Home - nagasudhirpulla/wrldc_scada_files_db_ingestion GitHub Wiki

Problem Statement

Store, Visualize and Analze SCADA history data in IT LAN / through secure internet access

Store the data in a database for better data integrity, faster data access and data manipulation
In order to store minute-wise data, each measurement creates 1440 samples per day. Our requirement is to store at least 1000 measurements per day. Hence we need to store more than 1000*1440 samples (database row) per day. This means, we need to store huge amounts of data preserving the speed of data access and data manipulation
The user should have flexibility to add / remove the measurements that are being ingested into the database.
Create a script that triggers the data ingestion process using SCADA text files every day so as to keep the database upto date
Create a secure web portal that enables users to visualize or analyze the database from the public internet

We are using PostgreSQL which is an opensource database to store the data.
In order to store millions of rows in a single database table, we are using TimescaleDB, which is an opensource extension of PostgreSQL. TimescaleDB partitions a single timeseries table into multiple tables (chunks) based on time.
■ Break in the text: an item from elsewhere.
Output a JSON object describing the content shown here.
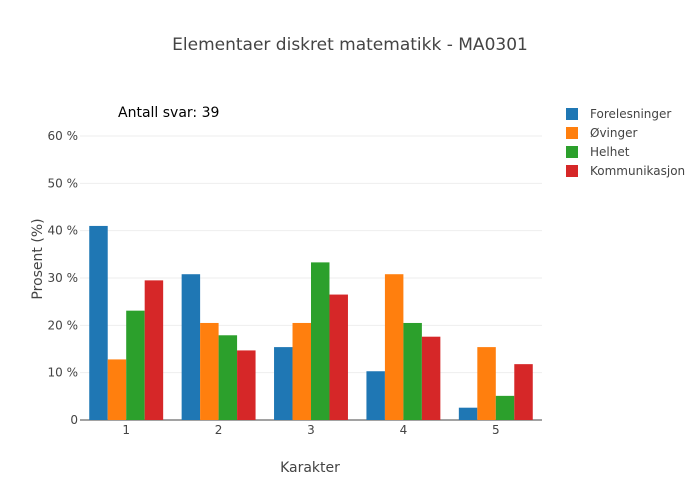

This table partitioning enables faster data access and data manipulation compared to traditional relational databases.
User can manipulate an excel sheet that defines which measurements will be ingested into the database.
To ingest the data daily into the database, we have created a python script that triggers daily at a user defined time.
To enable data access or data analysis over the internet with security, we have hosted a web server that use ASP.NET Core Web framework.